À escrita significante acrescenta-se, portanto, uma outra escrita. Na escrita significante, o uso da letra dá suporte ao significante; nesta outra modalidade de escrita, aquela dos nós, a letra não se encontra a serviço do significante, mas do gozo. O real da letra efetua a partilha entre o legível do significante e o ilegível, que, pelo próprio obstáculo à leitura, apresenta-se como objeto de estudo aos universitários que se dedicam à obra de Joyce há décadas e por muito tempo ainda, conforme o voto expresso pelo próprio escritor. O livro revolve o inconsciente, a linguagem e o corpo, indicando que o sinthoma, qualquer que seja sua grafia, excede o sintoma entendido como formação do inconsciente; que a linguagem, longe de impor uma estrutura, sofre os efeitos de decomposição e homofonia que lalíngua exerce sobre ela; e que o corpo, para que o falante o faça seu, requer amarração, nó que só o nome é capaz de atar.

A loucura de Joyce permanece no estatuto de interrogação e as pulsões, definidas como "eco, no corpo, de que há dizer um dizer", abrem uma via de abordagem da corporeidade – entendida como saco ou bolha, sustentada por orifícios. O poder que possui a forma para cativar o falante o faz acreditar que tem um corpo, o qual, na verdade, escapole. O caso Joyce mostra os percalços a que está sujeita a idéia de si como corpo e a necessidade de escrever um ego, quando o ego dito narcísico não funciona.

Desse percurso, decanta-se que "A psicanálise, ao ser bem sucedida, prova que podemos prescindir do Nome-do-Pai.
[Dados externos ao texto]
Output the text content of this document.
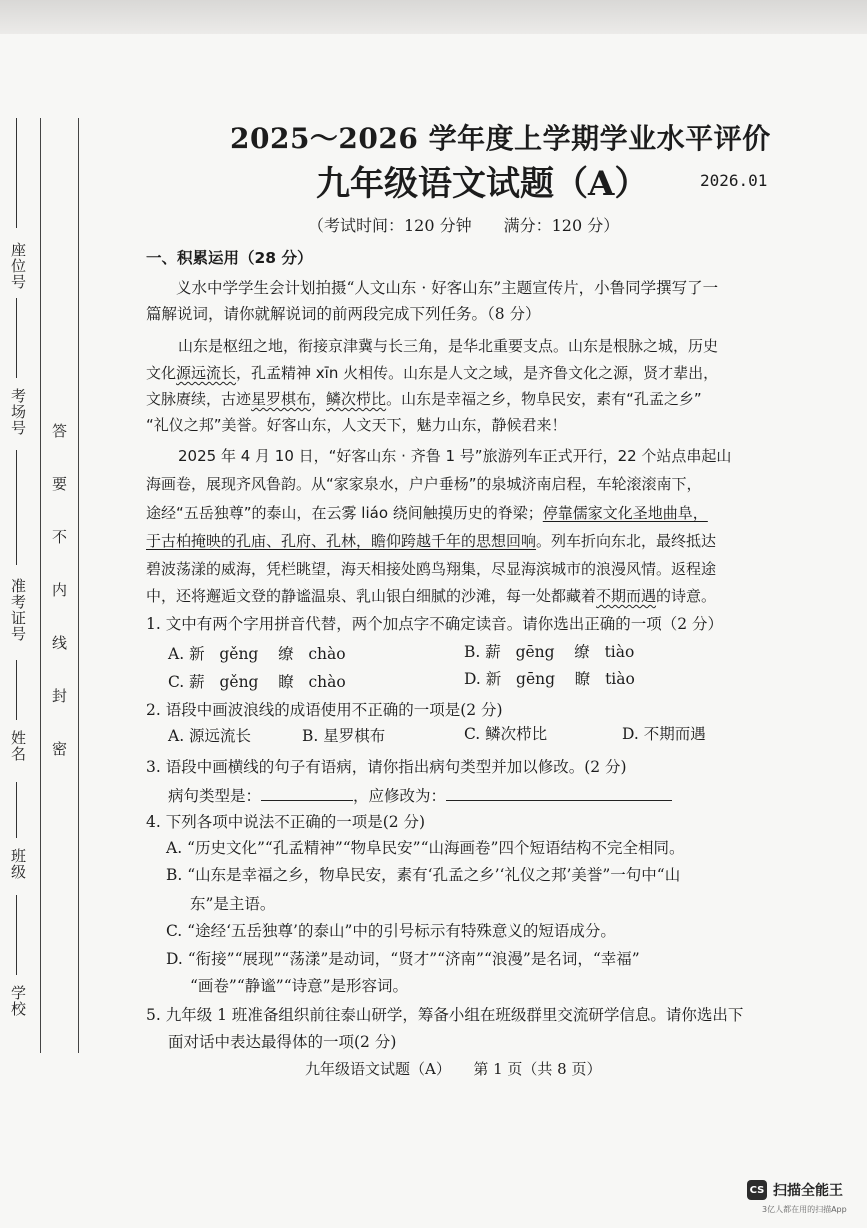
座位号
考场号
准考证号
姓名
班级
学校
密
封
线
内
不
要
答
2025～2026 学年度上学期学业水平评价
九年级语文试题（A）	2026.01
（考试时间：120 分钟　　满分：120 分）
一、积累运用（28 分）
义水中学学生会计划拍摄“人文山东 · 好客山东”主题宣传片，小鲁同学撰写了一
篇解说词，请你就解说词的前两段完成下列任务。（8 分）
山东是枢纽之地，衔接京津冀与长三角，是华北重要支点。山东是根脉之城，历史
文化源远流长，孔孟精神 xīn 火相传。山东是人文之域，是齐鲁文化之源，贤才辈出，
文脉赓续，古迹星罗棋布，鳞次栉比。山东是幸福之乡，物阜民安，素有“孔孟之乡”
“礼仪之邦”美誉。好客山东，人文天下，魅力山东，静候君来！
2025 年 4 月 10 日，“好客山东 · 齐鲁 1 号”旅游列车正式开行，22 个站点串起山
海画卷，展现齐风鲁韵。从“家家泉水，户户垂杨”的泉城济南启程，车轮滚滚南下，
途经“五岳独尊”的泰山，在云雾 liáo 绕间触摸历史的脊梁；停靠儒家文化圣地曲阜，
于古柏掩映的孔庙、孔府、孔林，瞻仰跨越千年的思想回响。列车折向东北，最终抵达
碧波荡漾的威海，凭栏眺望，海天相接处鸥鸟翔集，尽显海滨城市的浪漫风情。返程途
中，还将邂逅文登的静谧温泉、乳山银白细腻的沙滩，每一处都藏着不期而遇的诗意。
1. 文中有两个字用拼音代替，两个加点字不确定读音。请你选出正确的一项（2 分）
A. 新 gěng 缭 chào	B. 薪 gēng 缭 tiào
C. 薪 gěng 瞭 chào	D. 新 gēng 瞭 tiào
2. 语段中画波浪线的成语使用不正确的一项是(2 分)
A. 源远流长	B. 星罗棋布	C. 鳞次栉比	D. 不期而遇
3. 语段中画横线的句子有语病，请你指出病句类型并加以修改。(2 分)
病句类型是：	，应修改为：
4. 下列各项中说法不正确的一项是(2 分)
A. “历史文化”“孔孟精神”“物阜民安”“山海画卷”四个短语结构不完全相同。
B. “山东是幸福之乡，物阜民安，素有‘孔孟之乡’‘礼仪之邦’美誉”一句中“山
东”是主语。
C. “途经‘五岳独尊’的泰山”中的引号标示有特殊意义的短语成分。
D. “衔接”“展现”“荡漾”是动词，“贤才”“济南”“浪漫”是名词，“幸福”
“画卷”“静谧”“诗意”是形容词。
5. 九年级 1 班准备组织前往泰山研学，筹备小组在班级群里交流研学信息。请你选出下
面对话中表达最得体的一项(2 分)
九年级语文试题（A）　　第 1 页（共 8 页）
CS 扫描全能王
3亿人都在用的扫描App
Podemos sobretudo prescindir com a condição de nos servirmos dele". Essa colocação abre um novo campo de pesquisa vetorizado pela invenção, pela suplência, permitindo abordar casos de psicose e autismo que, com base no ensino dos anos 1950, permaneciam sob o peso da redução a zero do Nome-do-Pai e do falo.

Se o real era, para Lacan, sua resposta sintomática, reduzindo a invenção ao sinthoma, para o analista, ele deixa considerações sobre o fim da análise e uma pontuação capaz de orientar a leitura do seminário e a prática clínica: não é a psicanálise que é um sinthoma, mas o psicanalista.